Agricultural Engineering Department, Faculty of Agriculture and Natural Resources, Aswan University, Aswan, Egypt.
Electrical Power Engineering Department, Faculty of Engineering, Aswan University, Aswan, Egypt.
PLoS One. 2024 Oct 17;19(10):e0306584. doi: 10.1371/journal.pone.0306584. eCollection 2024.

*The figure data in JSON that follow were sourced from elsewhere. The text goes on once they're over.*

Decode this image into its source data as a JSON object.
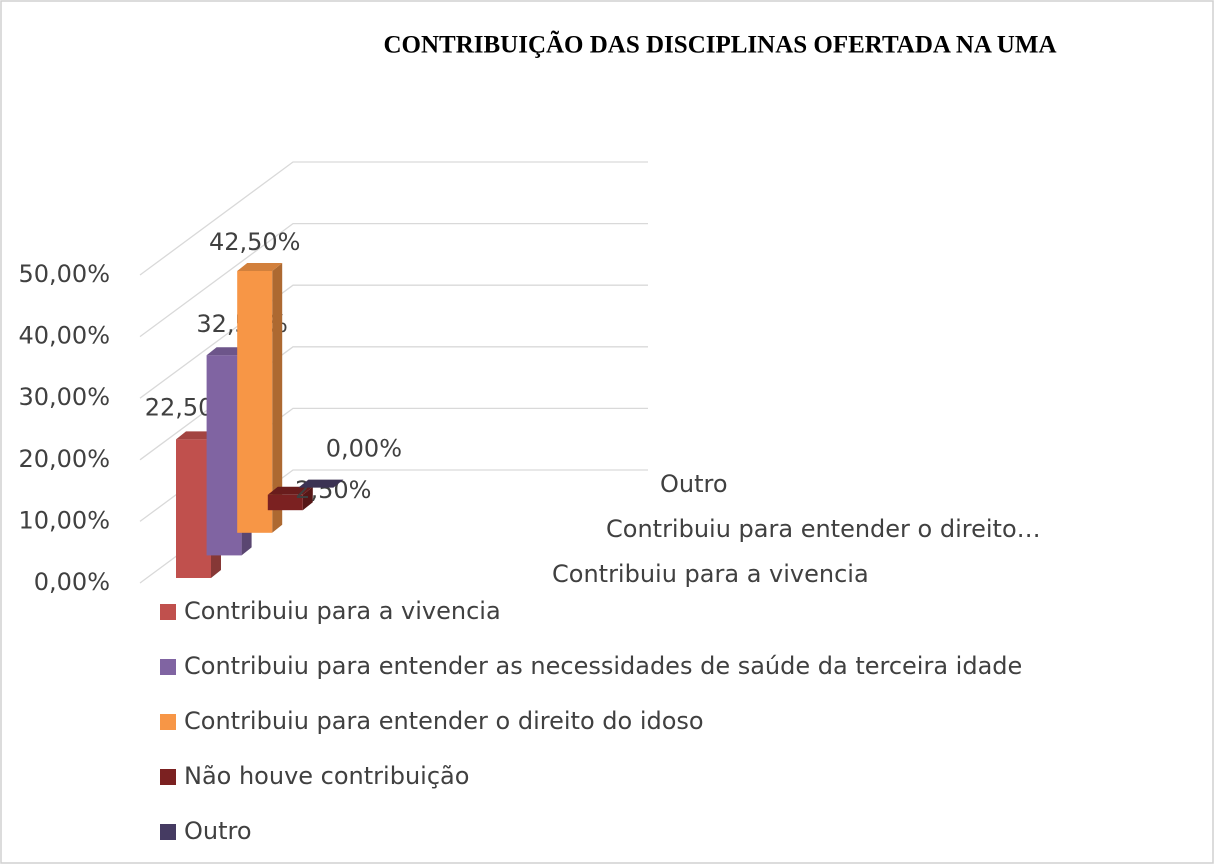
{
  "chart_data": {
    "type": "bar3d",
    "title": "CONTRIBUIÇÃO DAS DISCIPLINAS OFERTADA NA UMA",
    "depth_categories": [
      "Contribuiu para a vivencia",
      null,
      "Contribuiu para entender o direito…",
      null,
      "Outro"
    ],
    "series": [
      {
        "name": "Contribuiu para a vivencia",
        "color": "#c0504d",
        "values": [
          22.5
        ],
        "value_labels": [
          "22,50%"
        ]
      },
      {
        "name": "Contribuiu para entender as necessidades de saúde da terceira idade",
        "color": "#8064a2",
        "values": [
          32.5
        ],
        "value_labels": [
          "32,50%"
        ]
      },
      {
        "name": "Contribuiu para entender o direito do idoso",
        "color": "#f79646",
        "values": [
          42.5
        ],
        "value_labels": [
          "42,50%"
        ]
      },
      {
        "name": "Não houve contribuição",
        "color": "#7b2121",
        "values": [
          2.5
        ],
        "value_labels": [
          "2,50%"
        ]
      },
      {
        "name": "Outro",
        "color": "#453b62",
        "values": [
          0
        ],
        "value_labels": [
          "0,00%"
        ]
      }
    ],
    "ylim": [
      0,
      50
    ],
    "yticks": [
      {
        "value": 0,
        "label": "0,00%"
      },
      {
        "value": 10,
        "label": "10,00%"
      },
      {
        "value": 20,
        "label": "20,00%"
      },
      {
        "value": 30,
        "label": "30,00%"
      },
      {
        "value": 40,
        "label": "40,00%"
      },
      {
        "value": 50,
        "label": "50,00%"
      }
    ],
    "grid": true
  }
}
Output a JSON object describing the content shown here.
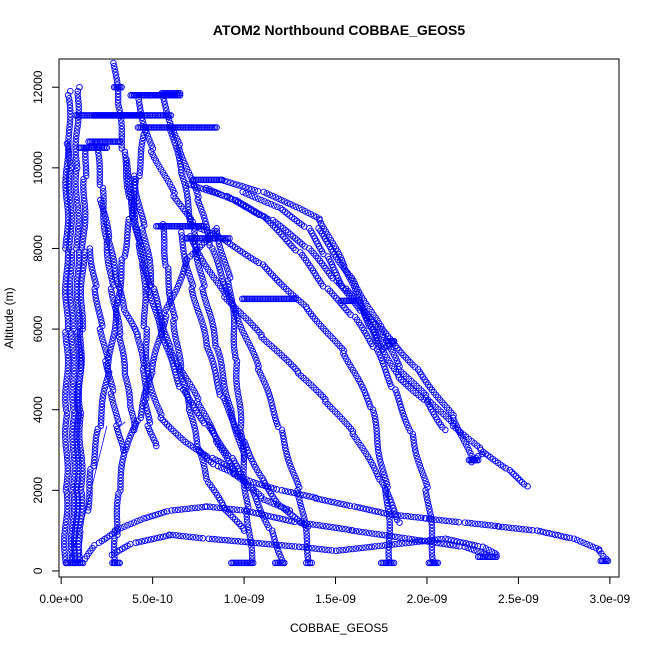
{
  "chart_data": {
    "type": "scatter",
    "title": "ATOM2 Northbound COBBAE_GEOS5",
    "xlabel": "COBBAE_GEOS5",
    "ylabel": "Altitude (m)",
    "xlim": [
      -1.2e-11,
      3.05e-09
    ],
    "ylim": [
      -150,
      12700
    ],
    "x_ticks": [
      0,
      5e-10,
      1e-09,
      1.5e-09,
      2e-09,
      2.5e-09,
      3e-09
    ],
    "x_tick_labels": [
      "0.0e+00",
      "5.0e-10",
      "1.0e-09",
      "1.5e-09",
      "2.0e-09",
      "2.5e-09",
      "3.0e-09"
    ],
    "y_ticks": [
      0,
      2000,
      4000,
      6000,
      8000,
      10000,
      12000
    ],
    "y_tick_labels": [
      "0",
      "2000",
      "4000",
      "6000",
      "8000",
      "10000",
      "12000"
    ],
    "grid": false,
    "marker": "open-circle",
    "color": "#0000ff",
    "series": [
      {
        "x": [
          6e-11,
          6.5e-11,
          7e-11,
          6e-11,
          5e-11,
          5e-11,
          4e-11,
          5e-11
        ],
        "y": [
          200,
          2000,
          4000,
          6000,
          8000,
          10000,
          11800,
          11900
        ]
      },
      {
        "x": [
          1e-10,
          1.1e-10,
          1.05e-10,
          9.5e-11,
          9e-11,
          8.5e-11,
          9e-11,
          1e-10
        ],
        "y": [
          200,
          2000,
          4000,
          6000,
          8000,
          10000,
          11900,
          12000
        ]
      },
      {
        "x": [
          7.5e-11,
          8.5e-11,
          9.5e-11,
          1.1e-10,
          1.2e-10,
          1.3e-10,
          1.4e-10
        ],
        "y": [
          200,
          2000,
          4000,
          6000,
          8000,
          9800,
          10500
        ]
      },
      {
        "x": [
          2.2e-11,
          2.8e-11,
          3e-11,
          3e-11,
          3e-11,
          3.2e-11
        ],
        "y": [
          200,
          2000,
          4000,
          6000,
          8000,
          10600
        ]
      },
      {
        "x": [
          1.4e-10,
          1.7e-10,
          2.1e-10,
          2.6e-10,
          3e-10,
          3.4e-10,
          3.8e-10,
          4.2e-10,
          4.6e-10
        ],
        "y": [
          1500,
          2600,
          3600,
          5000,
          6500,
          7800,
          8800,
          9800,
          10900
        ]
      },
      {
        "x": [
          2.9e-10,
          3e-10,
          3.2e-10,
          3.5e-10,
          4.3e-10,
          5e-10,
          5.7e-10,
          7e-10,
          8.5e-10,
          9.2e-10,
          9.6e-10,
          9.8e-10,
          1.02e-09,
          1.04e-09
        ],
        "y": [
          200,
          900,
          2000,
          3000,
          3800,
          5000,
          6400,
          7800,
          8500,
          7200,
          5200,
          3500,
          1500,
          200
        ]
      },
      {
        "x": [
          2.9e-10,
          3.1e-10,
          3.4e-10,
          3.8e-10,
          4.3e-10,
          4.8e-10,
          5.5e-10,
          6.6e-10,
          8e-10,
          9.3e-10,
          1.04e-09,
          1.15e-09,
          1.22e-09
        ],
        "y": [
          12600,
          11600,
          10400,
          9200,
          8100,
          7000,
          5800,
          4500,
          3600,
          2800,
          2000,
          1000,
          200
        ]
      },
      {
        "x": [
          5.5e-10,
          6.5e-10,
          7.5e-10,
          8.2e-10,
          9.5e-10,
          1.08e-09,
          1.2e-09,
          1.3e-09,
          1.36e-09
        ],
        "y": [
          11800,
          10500,
          9200,
          8000,
          6500,
          5000,
          3500,
          2000,
          200
        ]
      },
      {
        "x": [
          4.2e-10,
          5e-10,
          6.2e-10,
          7.2e-10,
          9e-10,
          1.1e-09,
          1.35e-09,
          1.55e-09,
          1.7e-09,
          1.78e-09,
          1.8e-09
        ],
        "y": [
          11700,
          10400,
          9300,
          8600,
          8200,
          7600,
          6500,
          5400,
          4000,
          2000,
          200
        ]
      },
      {
        "x": [
          7e-10,
          9e-10,
          1.1e-09,
          1.3e-09,
          1.45e-09,
          1.6e-09,
          1.72e-09,
          1.82e-09,
          1.92e-09,
          2e-09,
          2.04e-09
        ],
        "y": [
          9600,
          9300,
          8800,
          7900,
          7000,
          6300,
          5500,
          4500,
          3400,
          2000,
          200
        ]
      },
      {
        "x": [
          8e-10,
          9.5e-10,
          1.15e-09,
          1.35e-09,
          1.5e-09,
          1.65e-09,
          1.75e-09,
          1.82e-09
        ],
        "y": [
          9500,
          9200,
          8700,
          8000,
          7200,
          6400,
          5500,
          5700
        ]
      },
      {
        "x": [
          8.8e-10,
          1.1e-09,
          1.3e-09,
          1.42e-09,
          1.55e-09,
          1.7e-09,
          1.85e-09,
          2e-09,
          2.1e-09
        ],
        "y": [
          9700,
          9400,
          9000,
          8700,
          7500,
          6000,
          4800,
          4200,
          3500
        ]
      },
      {
        "x": [
          1e-09,
          1.2e-09,
          1.35e-09,
          1.45e-09,
          1.55e-09,
          1.75e-09,
          1.95e-09,
          2.15e-09,
          2.25e-09,
          2.3e-09
        ],
        "y": [
          9400,
          9000,
          8500,
          7800,
          7000,
          6000,
          5000,
          3800,
          2700,
          2900
        ]
      },
      {
        "x": [
          1.4e-09,
          1.6e-09,
          1.75e-09,
          1.85e-09,
          2e-09,
          2.15e-09,
          2.3e-09,
          2.45e-09,
          2.55e-09
        ],
        "y": [
          8500,
          7200,
          6000,
          5000,
          4300,
          3600,
          3000,
          2500,
          2100
        ]
      },
      {
        "x": [
          7.5e-10,
          8.5e-10,
          9.5e-10,
          1.05e-09,
          1.2e-09,
          1.4e-09,
          1.6e-09,
          1.8e-09,
          2e-09,
          2.2e-09,
          2.4e-09,
          2.6e-09,
          2.8e-09,
          2.95e-09,
          2.98e-09
        ],
        "y": [
          3000,
          2600,
          2400,
          2200,
          2000,
          1800,
          1600,
          1400,
          1300,
          1200,
          1100,
          1000,
          800,
          500,
          300
        ]
      },
      {
        "x": [
          7e-10,
          9e-10,
          1.1e-09,
          1.3e-09,
          1.45e-09,
          1.6e-09,
          1.75e-09,
          1.85e-09
        ],
        "y": [
          8300,
          6800,
          5800,
          4900,
          4200,
          3400,
          2200,
          1200
        ]
      },
      {
        "x": [
          6.5e-10,
          7.2e-10,
          8e-10,
          8.8e-10,
          1e-09,
          1.1e-09,
          1.2e-09,
          1.35e-09
        ],
        "y": [
          8400,
          7000,
          5500,
          4300,
          3200,
          2300,
          1600,
          1100
        ]
      },
      {
        "x": [
          5.5e-10,
          5.8e-10,
          6.2e-10,
          6.5e-10,
          7e-10,
          7.5e-10,
          8e-10,
          9e-10,
          1e-09
        ],
        "y": [
          8600,
          7500,
          6200,
          5000,
          4000,
          3000,
          2200,
          1500,
          1000
        ]
      },
      {
        "x": [
          1.3e-10,
          2e-10,
          3e-10,
          4.5e-10,
          6e-10,
          8e-10,
          1e-09,
          1.3e-09,
          1.6e-09,
          1.9e-09,
          2.2e-09,
          2.32e-09
        ],
        "y": [
          300,
          700,
          1000,
          1300,
          1500,
          1600,
          1500,
          1200,
          1000,
          800,
          600,
          400
        ]
      },
      {
        "x": [
          2.8e-10,
          4e-10,
          6e-10,
          8e-10,
          1.05e-09,
          1.3e-09,
          1.5e-09,
          1.7e-09,
          1.9e-09,
          2.1e-09,
          2.3e-09,
          2.38e-09
        ],
        "y": [
          400,
          700,
          900,
          800,
          700,
          600,
          500,
          600,
          700,
          800,
          600,
          400
        ]
      },
      {
        "x": [
          4e-10,
          4.5e-10,
          5e-10,
          6e-10,
          7.5e-10,
          8.5e-10,
          9.5e-10,
          1.1e-09,
          1.25e-09
        ],
        "y": [
          9800,
          8500,
          7000,
          5500,
          4200,
          3200,
          2400,
          1800,
          1500
        ]
      },
      {
        "x": [
          3.5e-10,
          4e-10,
          4.5e-10,
          4.6e-10,
          4.8e-10,
          5.5e-10,
          6.8e-10,
          8.2e-10,
          9.5e-10
        ],
        "y": [
          10200,
          9000,
          7600,
          6000,
          4800,
          3800,
          3200,
          2800,
          2500
        ]
      },
      {
        "x": [
          2.2e-10,
          2.6e-10,
          3e-10,
          3.5e-10,
          4.2e-10,
          4.5e-10,
          4.6e-10,
          4.8e-10,
          5.2e-10
        ],
        "y": [
          9200,
          8200,
          7200,
          6400,
          5800,
          5000,
          4200,
          3600,
          3100
        ]
      },
      {
        "x": [
          6e-10,
          6.6e-10,
          7.2e-10,
          7.8e-10,
          8.5e-10,
          9.3e-10,
          1e-09
        ],
        "y": [
          11000,
          9800,
          8500,
          7000,
          5500,
          4000,
          2800
        ]
      },
      {
        "x": [
          1.9e-10,
          2.2e-10,
          2.5e-10,
          2.8e-10,
          3.2e-10,
          3.5e-10,
          3.8e-10,
          4e-10
        ],
        "y": [
          10600,
          9500,
          8200,
          7000,
          5800,
          4800,
          4000,
          3500
        ]
      },
      {
        "x": [
          1.6e-10,
          1.9e-10,
          2.2e-10,
          2.5e-10,
          2.8e-10,
          3.1e-10,
          3.4e-10
        ],
        "y": [
          8000,
          7000,
          6000,
          5200,
          4400,
          3600,
          3000
        ]
      }
    ],
    "plateaus": [
      {
        "x0": 8e-11,
        "x1": 4.3e-10,
        "y": 11300
      },
      {
        "x0": 1.8e-10,
        "x1": 6e-10,
        "y": 11300
      },
      {
        "x0": 1e-10,
        "x1": 2.5e-10,
        "y": 10500
      },
      {
        "x0": 1.5e-10,
        "x1": 3.2e-10,
        "y": 10650
      },
      {
        "x0": 4e-10,
        "x1": 6.5e-10,
        "y": 11800
      },
      {
        "x0": 3.8e-10,
        "x1": 6.2e-10,
        "y": 11800
      },
      {
        "x0": 5.5e-10,
        "x1": 6.5e-10,
        "y": 11850
      },
      {
        "x0": 4.2e-10,
        "x1": 8.5e-10,
        "y": 11000
      },
      {
        "x0": 2.9e-10,
        "x1": 3.3e-10,
        "y": 12000
      },
      {
        "x0": 5.2e-10,
        "x1": 7.8e-10,
        "y": 8550
      },
      {
        "x0": 6.8e-10,
        "x1": 9.2e-10,
        "y": 8250
      },
      {
        "x0": 7.2e-10,
        "x1": 8.8e-10,
        "y": 9700
      },
      {
        "x0": 9.9e-10,
        "x1": 1.28e-09,
        "y": 6750
      },
      {
        "x0": 1.53e-09,
        "x1": 1.6e-09,
        "y": 6700
      },
      {
        "x0": 9.3e-10,
        "x1": 1.05e-09,
        "y": 200
      },
      {
        "x0": 1.17e-09,
        "x1": 1.22e-09,
        "y": 200
      },
      {
        "x0": 1.34e-09,
        "x1": 1.37e-09,
        "y": 200
      },
      {
        "x0": 1.75e-09,
        "x1": 1.82e-09,
        "y": 200
      },
      {
        "x0": 2.01e-09,
        "x1": 2.06e-09,
        "y": 200
      },
      {
        "x0": 2.28e-09,
        "x1": 2.38e-09,
        "y": 350
      },
      {
        "x0": 2.95e-09,
        "x1": 2.99e-09,
        "y": 250
      },
      {
        "x0": 2.8e-10,
        "x1": 3.2e-10,
        "y": 200
      },
      {
        "x0": 1.78e-09,
        "x1": 1.82e-09,
        "y": 5700
      },
      {
        "x0": 2.23e-09,
        "x1": 2.28e-09,
        "y": 2750
      },
      {
        "x0": 3e-11,
        "x1": 1.2e-10,
        "y": 200
      }
    ],
    "connectors": [
      {
        "x": [
          2.5e-10,
          1.3e-10,
          4e-11
        ],
        "y": [
          3600,
          1400,
          200
        ]
      },
      {
        "x": [
          1.2e-10,
          1e-10
        ],
        "y": [
          1000,
          200
        ]
      },
      {
        "x": [
          3.5e-10,
          3e-10
        ],
        "y": [
          3700,
          3500
        ]
      }
    ]
  }
}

There are many problems related to the use of machine learning and machine vision technology on a commercial scale for cutting sugarcane seeds. These obstacles are related to complex systems and the way the farmers operate them, the possibility of damage to the buds during the cleaning process, and the high cost of such technology. In order to address these issues, a set of RGB color sensors was used to develop an automated sugarcane seed cutting machine (ASSCM) capable of identifying the buds that had been manually marked with a unique color and then cutting them mechanically, and the sugarcane seed exit chute was provided with a sugarcane seed monitoring unit. The machine's performance was evaluated by measuring the damage index at sugarcane stalk diameters of 2.03, 2.72, 3.42, and 3.94 cm. where two different types of rotary saw knives had the same diameter of 7.0 in/180 mm the two knives had 30 and 80 teeth, also we used five cutting times of 1000, 1500, 2000, 2500, and 3000 ms. All tests were done at a fixed cutting speed of 12000 rpm. In addition, the machine's performance was evaluated by conducting an economic analysis. The obtained results showed that the most damage index values were less than 0.00 for all cutting times and sugarcane stalk diameters under testing, while the DI values were equal zero (partial damage) for sugarcane stalk diameter of 3.42 cm at cutting times of 2000 ms and 2500 ms, in addition to the DI values being equal zero (extreme damage) for sugarcane stalk diameter of 3.94 cm at cutting times of 1500 ms and 2000 ms. The economic analysis showed that the total cost of sugarcane seeds per hectare is 70.865 USD. In addition, the ASSCM can pay for itself in a short period of time. The payback time is 0.536 years, which means that the ASSCM will save enough money to pay for itself in about 6.43 months. Finally, we suggest using a rotary saw knife with 80 teeth and a cutting time of 2000 ms to cut sugarcane stacks with an average diameter of 2.72 cm. This will result in higher performance and lower operating costs for the ASSCM.
在商业规模上使用机器学习和机器视觉技术切割甘蔗种子存在许多问题。这些障碍与复杂的系统以及农民操作它们的方式、在清洁过程中损坏芽的可能性以及这种技术的高成本有关。为了解决这些问题,我们使用了一组 RGB 颜色传感器来开发一种能够识别用独特颜色手动标记的芽的自动甘蔗种子切割机 (ASSCM),然后用机械方式切割它们,并在甘蔗种子出口滑槽上提供了一个甘蔗种子监测单元。通过测量甘蔗茎直径为 2.03、2.72、3.42 和 3.94 cm 时的损伤指数来评估机器的性能。两种不同类型的旋转锯刀具有相同的 7.0 英寸/180 毫米直径,两种锯刀分别有 30 个和 80 个齿,我们还使用了 1000、1500、2000、2500 和 3000 毫秒的 5 个切割时间。所有测试均在固定切割速度 12000 rpm 下进行。此外,我们还通过经济分析评估了机器的性能。结果表明,在所有切割时间和测试的甘蔗茎直径下,损伤指数的最大值都小于 0.00,而在 2000 毫秒和 2500 毫秒的切割时间下,直径为 3.42 厘米的甘蔗茎的 DI 值为零(部分损伤),此外,在 1500 毫秒和 2000 毫秒的切割时间下,直径为 3.94 厘米的甘蔗茎的 DI 值为零(严重损伤)。经济分析表明,每公顷甘蔗种子的总成本为 70.865 美元。此外,ASSCM 可以在短时间内收回成本。投资回报时间为 0.536 年,这意味着 ASSCM 将在大约 6.43 个月内节省足够的资金来支付自己的费用。最后,我们建议使用带有 80 个齿的旋转锯刀和 2000 毫秒的切割时间来切割平均直径为 2.72 厘米的甘蔗堆。这将提高 ASSCM 的性能并降低运营成本。